Amazing this, archives.org is.


----------



## Ithrynluin (Dec 10, 2004)

Amazing how many different looks TTF has had, which certainly adds to its diversity. It's good to remember what 'we' looked and felt like in the past.


----------



## Beleg (Dec 10, 2004)

Thanks for moving it to the right forum, Irth.

And gotta agree with you, it was really intresting finding the 2000 version for example, and the Dec 2001, totally different from how I in my mind concieved them to be.


----------



## Ithrynluin (Dec 10, 2004)

And even as we speak, the archive.org bot is 'sneaking and spying' on TTF, currently on the Forum Leaders page!


----------



## e.Blackstar (Dec 26, 2004)

wow..that is amazing. when I came on board it was the second to the last one on the list. weird weird.


----------



## Halasían (Jan 11, 2005)

I first found TTF when it looked like the first thread, but only saved the url in my Tolkien favorites file.

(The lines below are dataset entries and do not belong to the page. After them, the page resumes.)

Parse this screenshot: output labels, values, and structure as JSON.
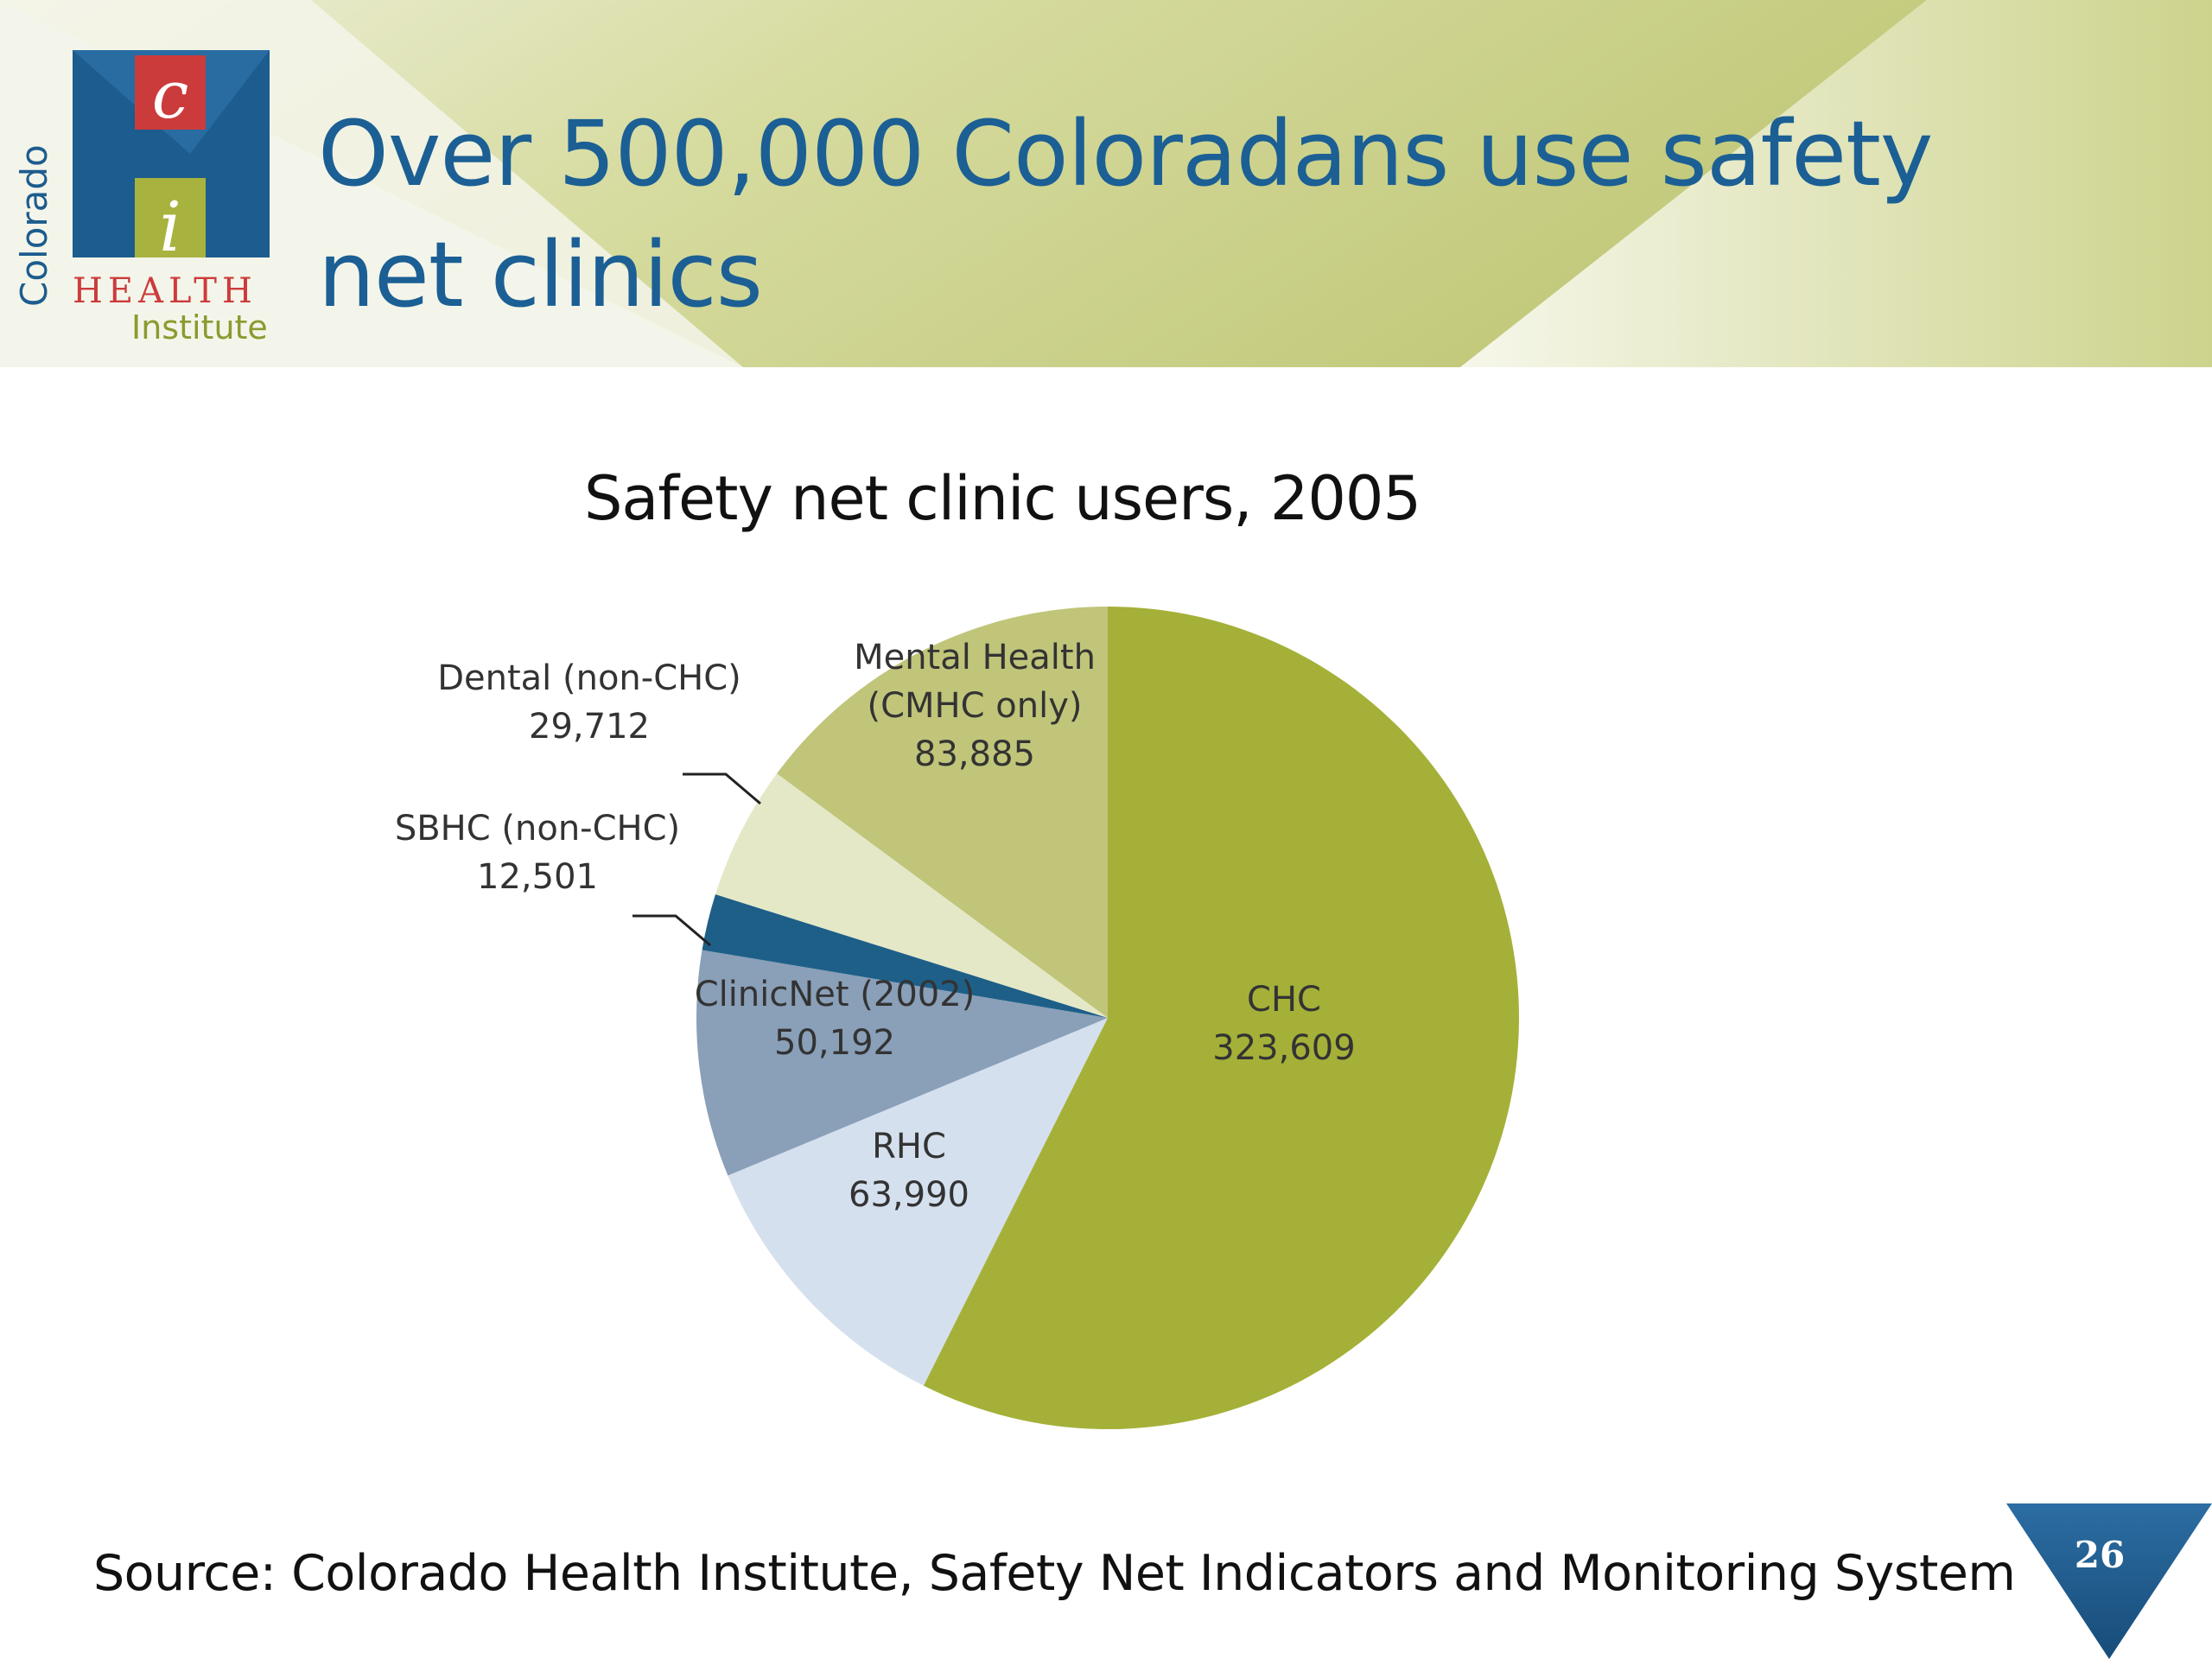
{
  "slide": {
    "title": "Over 500,000 Coloradans use safety net clinics",
    "source": "Source: Colorado Health Institute, Safety Net Indicators and Monitoring System",
    "page_number": "26"
  },
  "logo": {
    "letter_top": "c",
    "letter_bottom": "i",
    "word_vertical": "Colorado",
    "word_health": "HEALTH",
    "word_institute": "Institute"
  },
  "colors": {
    "title_blue": "#1b5f94",
    "band_green": "#c3ca7e",
    "logo_red": "#cc3b3b",
    "logo_blue": "#1d5c8e"
  },
  "chart_data": {
    "type": "pie",
    "title": "Safety net clinic users, 2005",
    "slices": [
      {
        "label": "CHC",
        "value": 323609,
        "display": "323,609",
        "color": "#a5b038"
      },
      {
        "label": "RHC",
        "value": 63990,
        "display": "63,990",
        "color": "#d5e0ee"
      },
      {
        "label": "ClinicNet (2002)",
        "value": 50192,
        "display": "50,192",
        "color": "#8a9fb8"
      },
      {
        "label": "SBHC (non-CHC)",
        "value": 12501,
        "display": "12,501",
        "color": "#1e5f88"
      },
      {
        "label": "Dental (non-CHC)",
        "value": 29712,
        "display": "29,712",
        "color": "#e4e8c7"
      },
      {
        "label": "Mental Health (CMHC only)",
        "label_lines": [
          "Mental Health",
          "(CMHC only)"
        ],
        "value": 83885,
        "display": "83,885",
        "color": "#c0c57a"
      }
    ],
    "start": "12 o'clock",
    "direction": "clockwise"
  }
}
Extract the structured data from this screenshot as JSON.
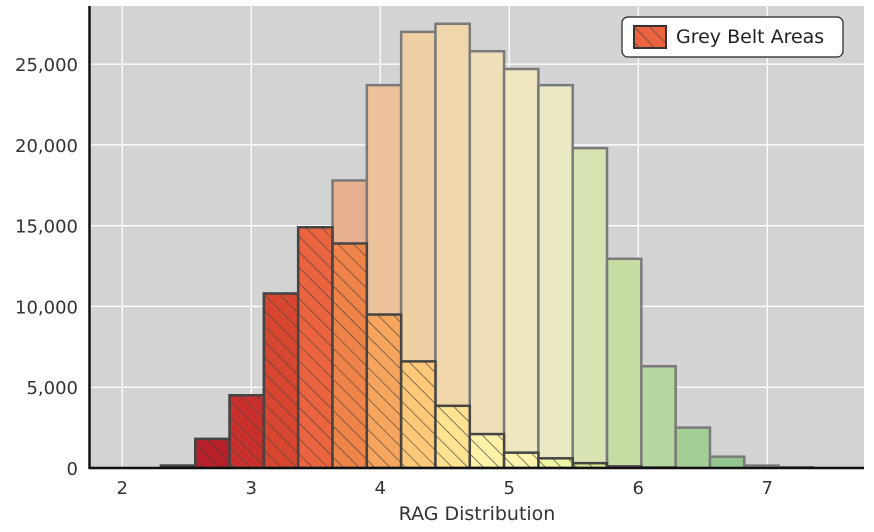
{
  "chart_data": {
    "type": "bar",
    "title": "",
    "xlabel": "RAG Distribution",
    "ylabel": "",
    "xlim": [
      1.75,
      7.75
    ],
    "ylim": [
      0,
      28600
    ],
    "x_ticks": [
      2,
      3,
      4,
      5,
      6,
      7
    ],
    "x_tick_labels": [
      "2",
      "3",
      "4",
      "5",
      "6",
      "7"
    ],
    "y_ticks": [
      0,
      5000,
      10000,
      15000,
      20000,
      25000
    ],
    "y_tick_labels": [
      "0",
      "5,000",
      "10,000",
      "15,000",
      "20,000",
      "25,000"
    ],
    "grid": true,
    "legend_position": "top-right",
    "bin_width": 0.266,
    "series": [
      {
        "role": "background",
        "bin_starts": [
          2.3,
          2.566,
          2.832,
          3.098,
          3.364,
          3.63,
          3.896,
          4.162,
          4.428,
          4.694,
          4.96,
          5.226,
          5.492,
          5.758,
          6.024,
          6.29,
          6.556,
          6.822,
          7.088
        ],
        "values": [
          100,
          1800,
          4500,
          10800,
          14900,
          17800,
          23700,
          27000,
          27500,
          25800,
          24700,
          23700,
          19800,
          12950,
          6300,
          2500,
          700,
          150,
          50
        ]
      },
      {
        "name": "Grey Belt Areas",
        "role": "highlight",
        "bin_starts": [
          2.3,
          2.566,
          2.832,
          3.098,
          3.364,
          3.63,
          3.896,
          4.162,
          4.428,
          4.694,
          4.96,
          5.226,
          5.492,
          5.758,
          6.024
        ],
        "values": [
          150,
          1800,
          4500,
          10800,
          14900,
          13900,
          9500,
          6600,
          3850,
          2100,
          950,
          600,
          300,
          100,
          30
        ]
      }
    ],
    "colors": {
      "background_bars": [
        "#d9a29c",
        "#e4a59c",
        "#e5ad95",
        "#e8b79a",
        "#e8b898",
        "#e6af8f",
        "#edc29a",
        "#efcfa4",
        "#efd7ab",
        "#efdfb6",
        "#efe6c0",
        "#ebe8c6",
        "#d7e4b2",
        "#c5dda0",
        "#b5d69e",
        "#a3ce96",
        "#93c58f",
        "#c9d6c6",
        "#d0d0d0"
      ],
      "highlight_bars": [
        "#8b1a1a",
        "#b81f28",
        "#c9302b",
        "#d8462f",
        "#ec643f",
        "#f08347",
        "#f7a55c",
        "#fdc977",
        "#fde28f",
        "#fef2a9",
        "#fdf4ad",
        "#f1f5a3",
        "#d9ec93",
        "#9fd07d",
        "#66bd63"
      ],
      "legend_swatch": "#ec643f",
      "plot_background": "#d3d3d3",
      "gridline": "#ffffff",
      "bar_edge": "#444444"
    }
  }
}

I didn't register until it looked like the second thread  though.


----------



## Arvegil (Jan 12, 2005)

For anyone who is afraid of declining numbers, a look at the post counts in the earliest one makes it look like there is still much more traffic now than then.


----------



## Aglarthalion (Jan 13, 2005)

Heh, one of those links took me back to just a couple of months after I joined. Those were the days!  *returns to lurking mode...*


----------



## Uminya (Jan 13, 2005)

The first one they've got isn't the oldest version of TTF, because when it was originally opened/reopened (details in my memory are sketchy) it was black and blood-red. But kinda before and at the same time, TTF wasn't at www.thetolkienforum.com, it was at www.thelordoftherings.com/forums or something like that, and it was a pale sort of blue with Sauron's eye up at the top. Back in the day of Pontifex Cactus and Guibox, hehe. There was also a brief version where we could change our screen names, and for a while I wasn't "Ciryaher" I was "Marby Burrowes", "Goldram", or "Hyarmendacil" before becoming "Ciryaher Hyarmendacil" and finally just "Ciryaher".

Those were the good old days when I took part in the book discussions and RPs weren't so tedious and we all got along.


----------



## Ithrynluin (Jan 19, 2005)

Ciryaher said:


> when it was originally opened/reopened it was black and blood-red.



Perhaps that was a reflection on the disposition of the membership at the time. Encouraging that, as time went by, we were able to dilute those unfriendly colours to a peaceful and soothing green.


----------



## Barliman Butterbur (Jan 19, 2005)

Ithrynluin said:


> Amazing how many different looks TTF has had, which certainly adds to its diversity. It's good to remember what 'we' looked and felt like in the past.



All I know is, thank the gods for the Blue skin!

Barley


----------